NEW YORK (GenomeWeb) – Quintiles and Quest Diagnostics announced they would combine the clinical trials lab operations from the two firms, forming a global joint venture.
According to the partners, their joint venture is poised to be the second largest central laboratory services firm in the world, which would have generated $575 million in revenues last year. Quintiles is considered to be the largest contract research organization in the world for drug development, while Quest competes with Laboratory Corporation of America as one of the largest lab testing services firms in the US.
Under the terms of the deal, slated to close in the third quarter, Quintiles will own 60 percent of the joint lab services business, and Quest will own 40 percent.
Between Quest and Quintiles, they employ 3,500 medical doctors, PhDs, and biostatisticians, as well as experts in genomics and precision medicine. The joint lab services business will have access to Quintiles' Infosario technology platform and Quest's data analytics capabilities, the partners noted, and both have experience providing lab services to drug companies.
Quest draws its expertise from 20 billion test results, while Quintiles has electronic health records containing 60 million patient lives and 250,000 clinical investigators.
Quintiles and Quest will appoint a global management team to lead the lab services business. The joint venture will have its own board, which will allow it to "function as a company that goes out and competes in the marketplace independently," Quintiles CEO Tom Pike said during a call today with investors.
As a result of this deal, Quintiles will also be using Quest more for its send-out clinical testing needs, Pike noted, which will further add to Quest's revenues.
The firms stated that the new entity will provide customers with "advanced testing capabilities and services," using, for example, gene expression analysis and next-generation sequencing.
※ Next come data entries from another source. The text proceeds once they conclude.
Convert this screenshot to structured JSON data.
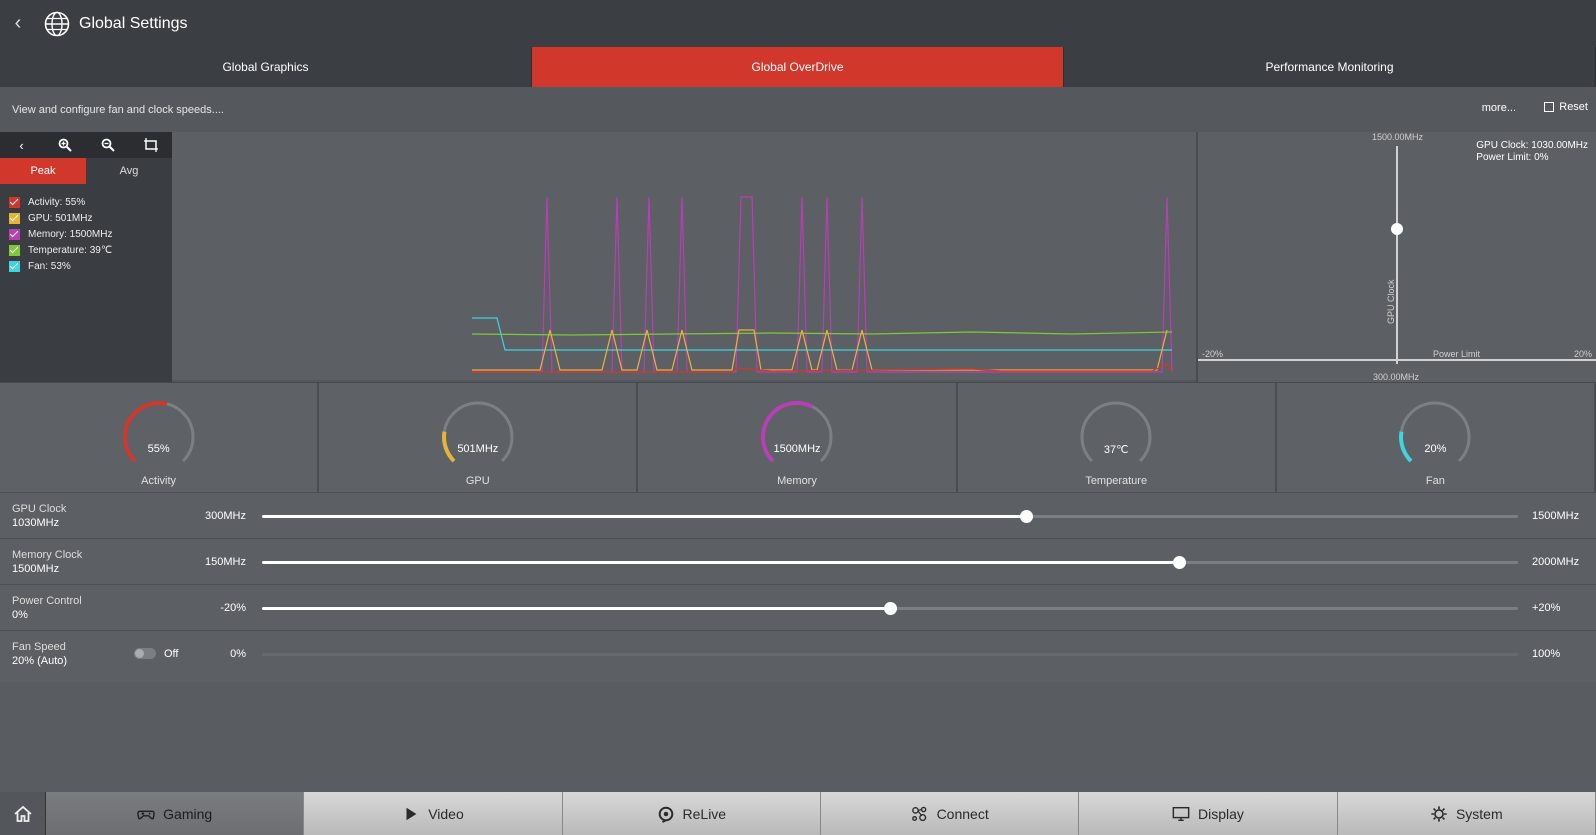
{
  "header": {
    "title": "Global Settings"
  },
  "tabs": [
    {
      "label": "Global Graphics"
    },
    {
      "label": "Global OverDrive"
    },
    {
      "label": "Performance Monitoring"
    }
  ],
  "infobar": {
    "description": "View and configure fan and clock speeds....",
    "more": "more...",
    "reset": "Reset"
  },
  "graph": {
    "toggle": {
      "peak": "Peak",
      "avg": "Avg"
    },
    "legend": [
      {
        "label": "Activity: 55%",
        "color": "#d2372b"
      },
      {
        "label": "GPU: 501MHz",
        "color": "#e5b53a"
      },
      {
        "label": "Memory: 1500MHz",
        "color": "#b83fb6"
      },
      {
        "label": "Temperature: 39℃",
        "color": "#7ec83a"
      },
      {
        "label": "Fan: 53%",
        "color": "#3fd4e0"
      }
    ]
  },
  "side_chart": {
    "gpu_clock_line": "GPU Clock: 1030.00MHz",
    "power_limit_line": "Power Limit: 0%",
    "y_max": "1500.00MHz",
    "y_min": "300.00MHz",
    "x_min": "-20%",
    "x_max": "20%",
    "x_label": "Power Limit",
    "y_label": "GPU Clock"
  },
  "gauges": [
    {
      "label": "Activity",
      "value": "55%",
      "fraction": 0.55,
      "color": "#d2372b"
    },
    {
      "label": "GPU",
      "value": "501MHz",
      "fraction": 0.2,
      "color": "#e5b53a"
    },
    {
      "label": "Memory",
      "value": "1500MHz",
      "fraction": 0.6,
      "color": "#b83fb6"
    },
    {
      "label": "Temperature",
      "value": "37℃",
      "fraction": 0,
      "color": "#bfbfbf"
    },
    {
      "label": "Fan",
      "value": "20%",
      "fraction": 0.2,
      "color": "#3fd4e0"
    }
  ],
  "controls": [
    {
      "name": "GPU Clock",
      "value": "1030MHz",
      "min": "300MHz",
      "max": "1500MHz",
      "fraction": 0.608
    },
    {
      "name": "Memory Clock",
      "value": "1500MHz",
      "min": "150MHz",
      "max": "2000MHz",
      "fraction": 0.73
    },
    {
      "name": "Power Control",
      "value": "0%",
      "min": "-20%",
      "max": "+20%",
      "fraction": 0.5
    },
    {
      "name": "Fan Speed",
      "value": "20% (Auto)",
      "min": "0%",
      "max": "100%",
      "toggle": "Off"
    }
  ],
  "bottom_nav": [
    {
      "label": "Gaming",
      "icon": "gamepad-icon"
    },
    {
      "label": "Video",
      "icon": "play-icon"
    },
    {
      "label": "ReLive",
      "icon": "relive-icon"
    },
    {
      "label": "Connect",
      "icon": "connect-icon"
    },
    {
      "label": "Display",
      "icon": "monitor-icon"
    },
    {
      "label": "System",
      "icon": "gear-icon"
    }
  ]
}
The JV also will offer expertise in the development of companion diagnostics for precision drugs, including regulatory, reimbursement, and commercialization strategies.
The Quintiles/Quest deal follows the recent completion of LabCorp's $6.2 billion acquisition of contract research organization Covance, through which LabCorp is also hoping to expand its companion diagnostics business and provide lab services for new therapeutic opportunities.
Pointing out that nine out of the 41 novel drugs approved by the US Food and Drug Administration last year have biomarkers associated with them, which may be called precision treatments, Pike observed that the testing performed as part of drug development programs is becoming increasingly complicated.
"Now when we do laboratory services, it's not just simple lipid panels and basic tests associated with various organs to understand safety," he noted. "Now, we're often trying to establish a high-quality assay that lets us pursue a biomarker that really drives the approval of the drug." At the same time, he added, "there are also basic tests that get done and those basic tests still need to be done as efficiently as possible."
Quest CEO Steve Rusckowski highlighted during the call that the FDA has so far approved 20 companion diagnostics. "Already in Quest … we have about 40 potential [companion diagnostics] opportunities," he said, adding that his firm provides most of the testing associated with the 115 marketed drugs with a biomarker in their labeling.
Additionally, the joint venture "will help enhance quality and efficiency by leveraging Quest Diagnostics' supply chain that serves approximately half of the physicians and hospitals in the US and includes 2,200 service centers, 3,000 couriers, and connectivity solutions used by 250,000 healthcare providers," the companies said in a statement.
Quintiles and Quest also expect to collaborate on new patient recruitment and retention strategies for clinical trials; on expediting the validation, development, and market access of companion tests; improving support services for late-phase studies; and advancing analytics and tools to assess population health.
The companies didn't disclose the financial terms of their deal.